Ich sage Ihnen eines: Wissen Sie, was das Problem ist? Das Problem ist - und das haben Sie richtig genannt -: Es geht nicht, dass wir immer nur kürzen, kürzen, kürzen. Aber an der Stelle haben wir das überhaupt nicht getan. Ich glaube viel eher - und das ist ja nicht das erste Problem, das das MSGIV unter Ihrer Verantwortung hat -, dass das ein Problem der Organisation und Führung ist. Das können Sie doch wirklich nicht mehr verschweigen und auch nicht mehr wegwischen. Hier geht es um Selbstverständlichkeiten, und Sie bekommen nicht einmal die Selbstverständlichkeiten hin. Das ist doch das Problem, und da verlieren wir Vertrauen in der Bevölkerung. Deshalb: Hören Sie bitte auf, jedes Problem, das das MSGIV zum Großteil selbst schafft,
immer darauf zu schieben - Ihre Landesvorsitzende hat das auch schon getan -, dass es angeblich Stellenkürzungen gegeben habe. Das stimmt einfach nicht! Deshalb: Machen Sie an der
Stelle Ihren Job! - Vielen Dank.
Vizepräsidentin Richstein: Frau Abgeordnete Kniestedt, möchten Sie erwidern? - Ja, sie möchte.

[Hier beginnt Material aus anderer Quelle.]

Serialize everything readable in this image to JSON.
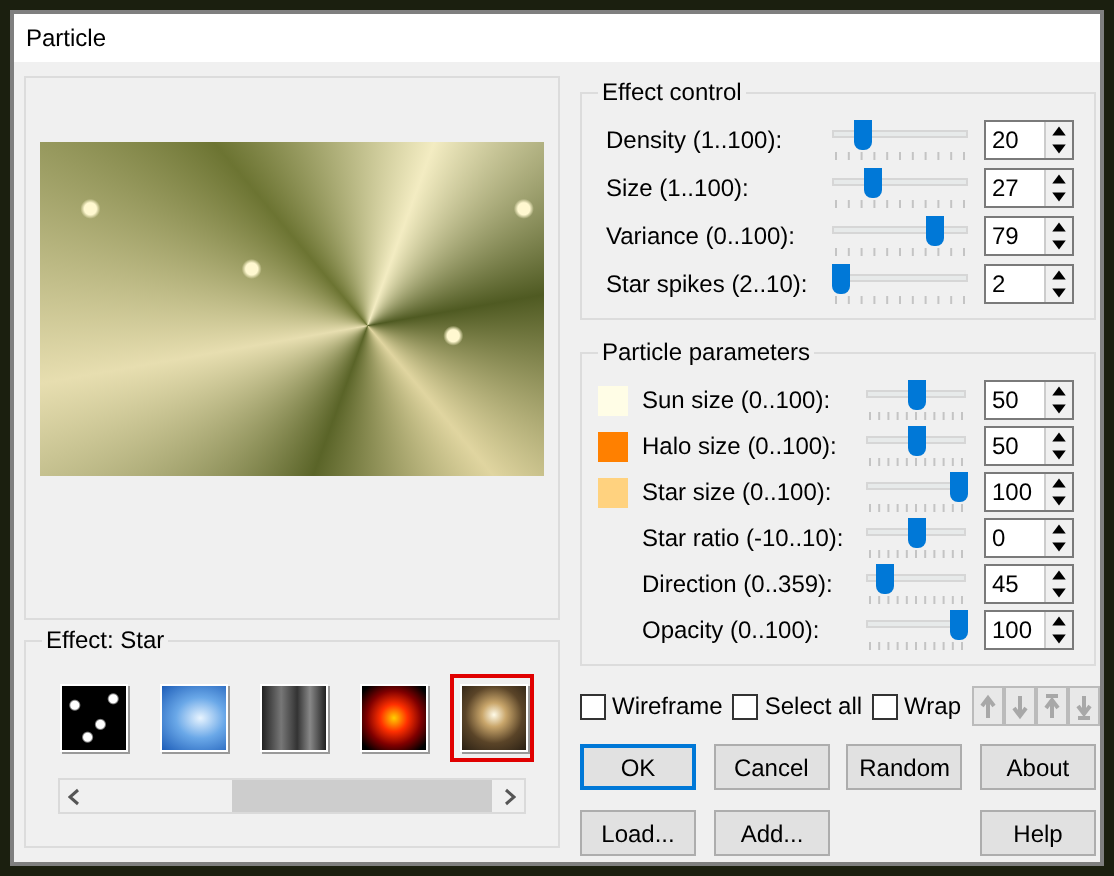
{
  "window": {
    "title": "Particle"
  },
  "effect_control": {
    "title": "Effect control",
    "rows": [
      {
        "label": "Density (1..100):",
        "level": 0.19,
        "value": "20"
      },
      {
        "label": "Size (1..100):",
        "level": 0.26,
        "value": "27"
      },
      {
        "label": "Variance (0..100):",
        "level": 0.78,
        "value": "79"
      },
      {
        "label": "Star spikes (2..10):",
        "level": 0,
        "value": "2"
      }
    ]
  },
  "particle_parameters": {
    "title": "Particle parameters",
    "rows": [
      {
        "kind": "color",
        "color": "#fffde6",
        "label": "Sun size (0..100):",
        "level": 0.5,
        "value": "50"
      },
      {
        "kind": "color",
        "color": "#ff8000",
        "label": "Halo size (0..100):",
        "level": 0.5,
        "value": "50"
      },
      {
        "kind": "color",
        "color": "#ffd27f",
        "label": "Star size (0..100):",
        "level": 1,
        "value": "100"
      },
      {
        "kind": "plain",
        "label": "Star ratio (-10..10):",
        "level": 0.5,
        "value": "0"
      },
      {
        "kind": "plain",
        "label": "Direction (0..359):",
        "level": 0.13,
        "value": "45"
      },
      {
        "kind": "plain",
        "label": "Opacity (0..100):",
        "level": 1,
        "value": "100"
      }
    ]
  },
  "effect": {
    "title": "Effect: Star",
    "thumbnails": [
      {
        "kind": "snow",
        "selected": false
      },
      {
        "kind": "sky",
        "selected": false
      },
      {
        "kind": "smoke",
        "selected": false
      },
      {
        "kind": "fire",
        "selected": false
      },
      {
        "kind": "star",
        "selected": true
      }
    ]
  },
  "checkboxes": [
    {
      "label": "Wireframe",
      "checked": false
    },
    {
      "label": "Select all",
      "checked": false
    },
    {
      "label": "Wrap",
      "checked": false
    }
  ],
  "arrow_buttons": [
    {
      "kind": "up",
      "disabled": true
    },
    {
      "kind": "down",
      "disabled": true
    },
    {
      "kind": "top",
      "disabled": true
    },
    {
      "kind": "bottom",
      "disabled": true
    }
  ],
  "buttons_row_1": [
    {
      "label": "OK",
      "default": true
    },
    {
      "label": "Cancel",
      "default": false
    },
    {
      "label": "Random",
      "default": false
    },
    {
      "label": "About",
      "default": false
    }
  ],
  "buttons_row_2": [
    {
      "label": "Load..."
    },
    {
      "label": "Add..."
    },
    {
      "label": "Help"
    }
  ]
}
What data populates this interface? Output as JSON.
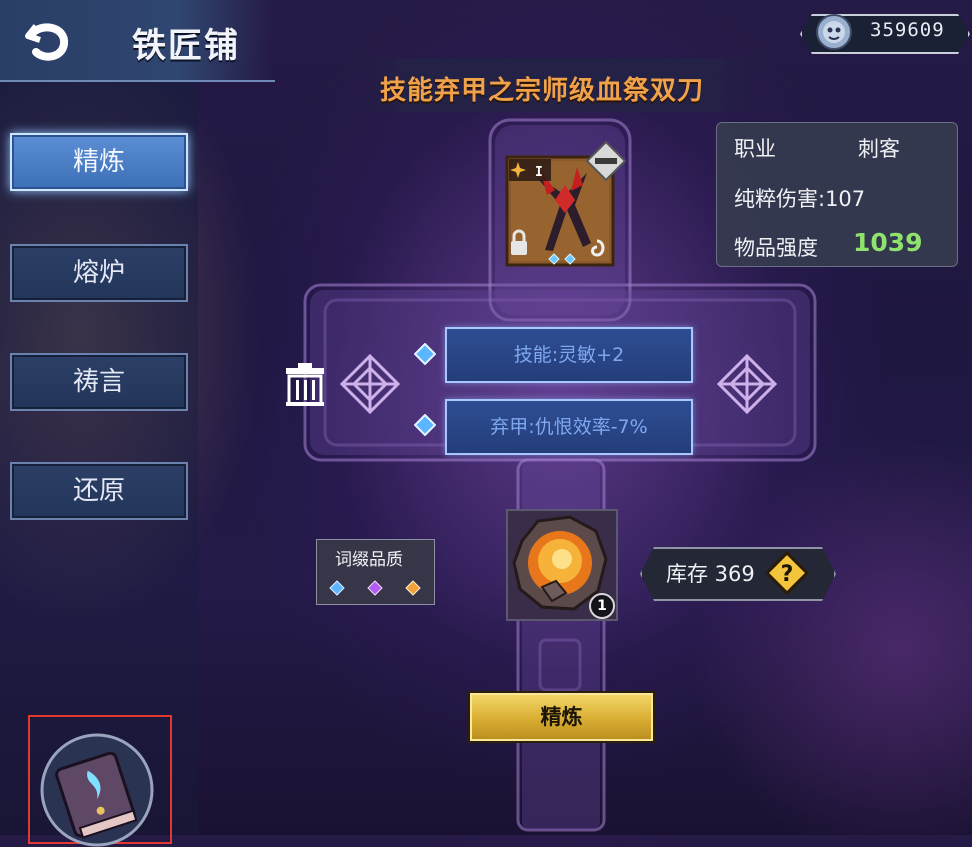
{
  "header": {
    "title": "铁匠铺",
    "back_icon": "back-arrow-icon"
  },
  "currency": {
    "value": "359609",
    "icon": "spirit-currency-icon"
  },
  "item": {
    "name": "技能弃甲之宗师级血祭双刀",
    "rank": "I",
    "locked": true,
    "icon": "dual-daggers-icon"
  },
  "sidebar": {
    "items": [
      {
        "label": "精炼",
        "active": true
      },
      {
        "label": "熔炉",
        "active": false
      },
      {
        "label": "祷言",
        "active": false
      },
      {
        "label": "还原",
        "active": false
      }
    ]
  },
  "stats": {
    "class_label": "职业",
    "class_value": "刺客",
    "damage": "纯粹伤害:107",
    "power_label": "物品强度",
    "power_value": "1039",
    "power_color": "#8fe26b"
  },
  "affixes": [
    {
      "text": "技能:灵敏+2"
    },
    {
      "text": "弃甲:仇恨效率-7%"
    }
  ],
  "affix_quality": {
    "label": "词缀品质",
    "gems": [
      {
        "color": "#5bb5ff"
      },
      {
        "color": "#b35bf2"
      },
      {
        "color": "#f2a23a"
      }
    ]
  },
  "material": {
    "count": "1",
    "icon": "ember-stone-icon"
  },
  "stock": {
    "label": "库存 369"
  },
  "action": {
    "refine_label": "精炼"
  },
  "colors": {
    "accent_blue": "#3d6fb7",
    "title_orange": "#f0a24a",
    "button_gold": "#d9ad32"
  }
}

Frau Abg. Kniestedt (B90/GRÜNE): Wissen Sie, Herr Walter, interessant war für mich jetzt eine Sache: Ich habe ganz ausdrücklich - und zwar nicht, weil ich vergessen hätte, wer zwischen 2009 und 2014 verantwortlich war - darauf verzichtet, mit dem Finger auf wen auch immer zu zeigen. Ich habe eine Situation geschildert, die zu einem massiven Stellenabbau geführt hat. Und Sie haben recht, es gab dann auch wieder einen Aufwuchs. Aber der konnte den Abbau in bestimmten Bereichen nicht kompensieren. Das ist so. Und wohin welche Stellen kommen - wir können absolute Zahlen nehmen und sie klingen super -, ist noch eine ganz andere Frage.
Ich sage Ihnen: Sie haben mich jetzt hier reden hören. Ich habe nicht den Eindruck, dass ich die Situation in irgendeiner Weise beschönige. Das ist nicht der Fall. Ich habe, wenn Sie so wollen, in aller Demut anerkannt, dass es ein Problem gibt. Aber ich glaube nicht, dass wir das Problem lösen, indem wir Dinge, die in der Vergangenheit, unter wessen Ägide auch immer, gelaufen
sind, verschweigen. Wir sollten uns vorbereiten auf Zeiten, die kommen, und dann nicht wieder über Stellenabbau reden, weil es gerade einmal besonders gut läuft und wir glauben, wir brauchen
die Leute im Ministerium dann nicht mehr. Das wollte ich sagen, völlig wurst, wer da vorne dransteht.